Rubens' Lion Hunt and Samson and Delilah. Steenwyck's
Vanities of Human Life. Titian's Bacchus and Ariadne.
Turner's Fighting Temeraire and Rain, Steam and Speed. Van
Eyck's
Arnolfini Marriage. Van Gogh's Chair and Sunflowers.
Vermeer's
Young Woman standing at a Virginal. Enough said?
8. Hong Kong
Stunning architecture. Great ambience. Dignified, disciplined, dedicated people with an extraordinary work ethic that's made something out of nothing. Crossing from Kowloon to Hong Kong Island on the Star Ferry - the best value-for-money trip in the world. Ascending Victoria Peak through the low clouds. Dining at the Peak Cafe. Happy Valley horse-racing. Wanchai women. Nathan Road ramblings. Climbing Ladder Street. Tai Chi in the parks. Great fung shui.
9. San Francisco
The people make San Francisco. Their hospitality, warmth and charm are unmatched anywhere else I've been. From a lady serving pastries in the Embarcadero Centre to a guide at Alcatraz to the shoe-shiners on Market Street, they all seem to have a natural talent to seize the day and make yours that contrasts sharply with the harder-edged LA. More of a big town feel than a city, populated with a curious mix of architecture from Victorian residences to pyramidal modernism. A lot of its appeal being its cosmopolitan feel and idiosyncrasies: a statue of Benjamin Franklin, in Washington Square, that isn't a square, in the North Beach district, that isn't a beach. Haight-Ashbury disappoints with its drop-out scruffiness but it's easy to turn on and tune in to the general ambience of the place whether at Coit Tower, Pier 39, cycling over the Golden Gate, or walking around downtown.
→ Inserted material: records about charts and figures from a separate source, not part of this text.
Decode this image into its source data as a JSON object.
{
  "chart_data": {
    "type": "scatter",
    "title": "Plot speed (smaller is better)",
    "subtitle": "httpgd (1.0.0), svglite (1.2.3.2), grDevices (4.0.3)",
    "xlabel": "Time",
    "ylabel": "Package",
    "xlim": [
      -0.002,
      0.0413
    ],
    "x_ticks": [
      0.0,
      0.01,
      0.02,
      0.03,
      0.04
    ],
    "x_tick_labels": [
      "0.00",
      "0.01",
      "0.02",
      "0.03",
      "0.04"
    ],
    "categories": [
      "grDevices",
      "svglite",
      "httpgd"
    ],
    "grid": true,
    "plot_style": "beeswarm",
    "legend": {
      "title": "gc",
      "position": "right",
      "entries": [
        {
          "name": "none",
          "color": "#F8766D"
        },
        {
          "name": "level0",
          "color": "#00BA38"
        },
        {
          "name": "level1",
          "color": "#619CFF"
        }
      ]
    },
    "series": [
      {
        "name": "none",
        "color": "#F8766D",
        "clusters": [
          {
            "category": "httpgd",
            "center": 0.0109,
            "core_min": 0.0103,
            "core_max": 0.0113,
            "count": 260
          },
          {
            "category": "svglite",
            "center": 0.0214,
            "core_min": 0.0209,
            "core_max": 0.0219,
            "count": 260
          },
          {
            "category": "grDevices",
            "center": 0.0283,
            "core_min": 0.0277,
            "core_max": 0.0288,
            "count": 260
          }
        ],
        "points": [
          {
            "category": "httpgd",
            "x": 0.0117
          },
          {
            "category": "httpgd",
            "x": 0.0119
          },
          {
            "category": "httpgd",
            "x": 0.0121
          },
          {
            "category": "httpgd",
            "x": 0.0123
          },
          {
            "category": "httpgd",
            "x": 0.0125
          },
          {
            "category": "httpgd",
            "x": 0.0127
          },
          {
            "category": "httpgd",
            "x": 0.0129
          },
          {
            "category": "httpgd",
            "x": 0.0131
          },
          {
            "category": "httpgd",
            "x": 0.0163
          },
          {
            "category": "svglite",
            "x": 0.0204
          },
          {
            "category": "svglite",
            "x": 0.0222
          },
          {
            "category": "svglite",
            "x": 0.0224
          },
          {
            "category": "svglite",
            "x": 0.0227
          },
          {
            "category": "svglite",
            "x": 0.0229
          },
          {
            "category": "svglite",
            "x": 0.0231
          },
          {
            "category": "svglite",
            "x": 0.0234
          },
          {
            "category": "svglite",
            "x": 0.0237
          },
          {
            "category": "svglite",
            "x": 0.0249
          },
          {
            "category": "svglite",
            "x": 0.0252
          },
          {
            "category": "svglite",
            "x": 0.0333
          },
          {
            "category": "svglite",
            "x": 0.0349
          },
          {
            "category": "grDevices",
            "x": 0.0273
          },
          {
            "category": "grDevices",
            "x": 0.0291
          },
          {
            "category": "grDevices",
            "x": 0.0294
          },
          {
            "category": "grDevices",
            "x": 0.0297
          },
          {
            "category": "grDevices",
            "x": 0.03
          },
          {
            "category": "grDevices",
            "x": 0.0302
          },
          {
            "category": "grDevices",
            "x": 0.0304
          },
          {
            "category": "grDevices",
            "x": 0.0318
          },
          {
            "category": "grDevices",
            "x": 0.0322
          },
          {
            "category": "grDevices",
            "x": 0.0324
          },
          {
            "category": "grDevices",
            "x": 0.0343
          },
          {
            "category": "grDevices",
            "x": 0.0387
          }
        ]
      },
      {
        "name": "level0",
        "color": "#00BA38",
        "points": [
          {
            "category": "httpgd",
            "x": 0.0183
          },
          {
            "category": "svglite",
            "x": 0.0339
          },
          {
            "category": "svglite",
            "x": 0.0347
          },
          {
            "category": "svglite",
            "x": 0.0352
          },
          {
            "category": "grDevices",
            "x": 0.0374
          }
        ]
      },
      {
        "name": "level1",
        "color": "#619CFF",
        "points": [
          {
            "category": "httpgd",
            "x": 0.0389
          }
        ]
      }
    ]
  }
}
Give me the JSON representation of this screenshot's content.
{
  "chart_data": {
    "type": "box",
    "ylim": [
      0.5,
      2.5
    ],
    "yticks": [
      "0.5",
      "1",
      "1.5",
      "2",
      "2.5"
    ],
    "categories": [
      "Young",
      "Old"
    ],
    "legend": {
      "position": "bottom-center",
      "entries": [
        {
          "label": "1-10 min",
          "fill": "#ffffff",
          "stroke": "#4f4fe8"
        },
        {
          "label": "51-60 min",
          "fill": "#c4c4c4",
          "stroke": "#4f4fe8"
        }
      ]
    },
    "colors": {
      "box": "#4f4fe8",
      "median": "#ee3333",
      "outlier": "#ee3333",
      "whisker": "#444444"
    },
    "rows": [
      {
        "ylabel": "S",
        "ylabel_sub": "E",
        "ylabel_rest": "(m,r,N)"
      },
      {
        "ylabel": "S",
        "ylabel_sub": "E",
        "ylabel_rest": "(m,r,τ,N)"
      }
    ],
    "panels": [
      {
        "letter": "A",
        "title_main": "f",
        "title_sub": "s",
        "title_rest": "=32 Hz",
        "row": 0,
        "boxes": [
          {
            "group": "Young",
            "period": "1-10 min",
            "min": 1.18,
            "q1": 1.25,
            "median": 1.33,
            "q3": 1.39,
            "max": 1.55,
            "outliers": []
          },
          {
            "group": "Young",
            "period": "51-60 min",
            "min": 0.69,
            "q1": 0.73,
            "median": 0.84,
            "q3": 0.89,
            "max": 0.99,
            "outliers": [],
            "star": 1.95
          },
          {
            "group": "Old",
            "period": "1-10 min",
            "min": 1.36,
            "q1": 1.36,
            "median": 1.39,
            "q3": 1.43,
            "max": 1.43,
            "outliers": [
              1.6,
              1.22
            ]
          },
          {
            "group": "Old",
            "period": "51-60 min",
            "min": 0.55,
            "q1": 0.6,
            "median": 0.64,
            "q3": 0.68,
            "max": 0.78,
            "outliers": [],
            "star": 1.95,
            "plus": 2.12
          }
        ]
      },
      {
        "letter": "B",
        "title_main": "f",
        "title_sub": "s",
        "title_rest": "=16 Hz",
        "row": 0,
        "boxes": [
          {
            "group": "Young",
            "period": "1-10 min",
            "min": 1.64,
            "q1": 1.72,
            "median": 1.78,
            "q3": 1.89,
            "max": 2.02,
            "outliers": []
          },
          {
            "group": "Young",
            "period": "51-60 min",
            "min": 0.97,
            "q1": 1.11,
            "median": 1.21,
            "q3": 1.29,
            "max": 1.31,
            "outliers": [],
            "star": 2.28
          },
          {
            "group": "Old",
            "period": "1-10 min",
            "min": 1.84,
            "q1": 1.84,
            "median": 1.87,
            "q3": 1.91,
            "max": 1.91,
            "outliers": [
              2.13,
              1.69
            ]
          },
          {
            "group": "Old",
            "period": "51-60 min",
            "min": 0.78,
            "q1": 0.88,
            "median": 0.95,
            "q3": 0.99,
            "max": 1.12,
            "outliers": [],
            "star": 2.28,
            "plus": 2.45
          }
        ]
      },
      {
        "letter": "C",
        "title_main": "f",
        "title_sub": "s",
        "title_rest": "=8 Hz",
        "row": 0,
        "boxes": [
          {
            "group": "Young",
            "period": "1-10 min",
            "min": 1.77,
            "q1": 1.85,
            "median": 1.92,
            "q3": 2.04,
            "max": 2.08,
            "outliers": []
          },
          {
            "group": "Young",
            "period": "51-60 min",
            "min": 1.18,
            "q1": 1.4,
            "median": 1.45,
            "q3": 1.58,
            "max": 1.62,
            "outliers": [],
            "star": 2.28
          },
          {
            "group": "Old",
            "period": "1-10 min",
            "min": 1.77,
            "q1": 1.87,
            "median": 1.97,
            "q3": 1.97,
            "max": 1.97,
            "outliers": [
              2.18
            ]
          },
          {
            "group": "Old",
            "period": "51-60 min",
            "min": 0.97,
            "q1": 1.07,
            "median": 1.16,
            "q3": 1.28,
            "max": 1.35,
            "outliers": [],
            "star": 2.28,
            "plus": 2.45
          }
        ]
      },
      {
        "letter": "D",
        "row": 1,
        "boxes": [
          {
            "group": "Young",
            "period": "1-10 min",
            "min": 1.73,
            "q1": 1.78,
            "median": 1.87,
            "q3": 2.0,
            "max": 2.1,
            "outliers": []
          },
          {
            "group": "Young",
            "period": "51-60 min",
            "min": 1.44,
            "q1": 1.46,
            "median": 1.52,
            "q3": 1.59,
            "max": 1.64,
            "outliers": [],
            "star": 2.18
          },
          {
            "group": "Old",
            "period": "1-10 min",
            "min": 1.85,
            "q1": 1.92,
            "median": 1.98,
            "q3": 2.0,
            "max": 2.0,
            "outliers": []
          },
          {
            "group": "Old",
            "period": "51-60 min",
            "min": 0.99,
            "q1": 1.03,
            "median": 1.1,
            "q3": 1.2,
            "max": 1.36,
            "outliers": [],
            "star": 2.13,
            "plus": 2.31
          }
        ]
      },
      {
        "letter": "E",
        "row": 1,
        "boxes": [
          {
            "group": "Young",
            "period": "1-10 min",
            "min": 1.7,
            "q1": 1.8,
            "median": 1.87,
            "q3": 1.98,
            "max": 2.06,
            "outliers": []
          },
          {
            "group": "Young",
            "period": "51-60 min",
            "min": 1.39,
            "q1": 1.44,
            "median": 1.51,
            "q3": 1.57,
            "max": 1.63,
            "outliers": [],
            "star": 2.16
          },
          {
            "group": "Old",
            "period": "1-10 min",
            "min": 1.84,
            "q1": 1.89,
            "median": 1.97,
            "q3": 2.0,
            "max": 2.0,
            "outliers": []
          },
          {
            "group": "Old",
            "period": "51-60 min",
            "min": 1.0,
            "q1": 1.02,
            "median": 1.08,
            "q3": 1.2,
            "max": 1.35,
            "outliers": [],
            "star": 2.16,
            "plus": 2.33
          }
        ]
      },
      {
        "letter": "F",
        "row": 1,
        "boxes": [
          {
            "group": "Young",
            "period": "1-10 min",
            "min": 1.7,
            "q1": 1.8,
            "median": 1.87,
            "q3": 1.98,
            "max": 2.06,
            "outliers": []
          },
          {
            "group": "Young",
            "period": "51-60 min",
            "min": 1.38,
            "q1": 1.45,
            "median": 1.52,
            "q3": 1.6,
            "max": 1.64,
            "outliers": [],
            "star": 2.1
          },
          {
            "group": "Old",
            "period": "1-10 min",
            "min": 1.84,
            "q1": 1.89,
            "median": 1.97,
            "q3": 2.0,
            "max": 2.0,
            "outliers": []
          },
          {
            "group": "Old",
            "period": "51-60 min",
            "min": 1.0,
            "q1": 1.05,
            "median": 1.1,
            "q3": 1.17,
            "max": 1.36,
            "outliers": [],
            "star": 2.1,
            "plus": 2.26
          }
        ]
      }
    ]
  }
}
10. J.Paul Getty Museum, LA
A purpose-built museum with construction costs no object so from the start having an advantage over most other museums that have acquired existing premises to display their art. Nonetheless, the building is superb. The ground-level tram assures security by keeping the hill-top museum far from the madding crowds (much like Hearst's Castle at San Simeone). This is the start of a pleasant experience as it carries you to the museum itself which is obviously the result of great aesthetic and practical planning to complement the art itself. The curves, lines and colouring of the building generate a great sense of air and light that is used to great effect to naturally illuminate the works of art. Possessing treasures like da Vinci and Michelangelo drawings but not necessarily displaying them, what is displayed certainly compensates.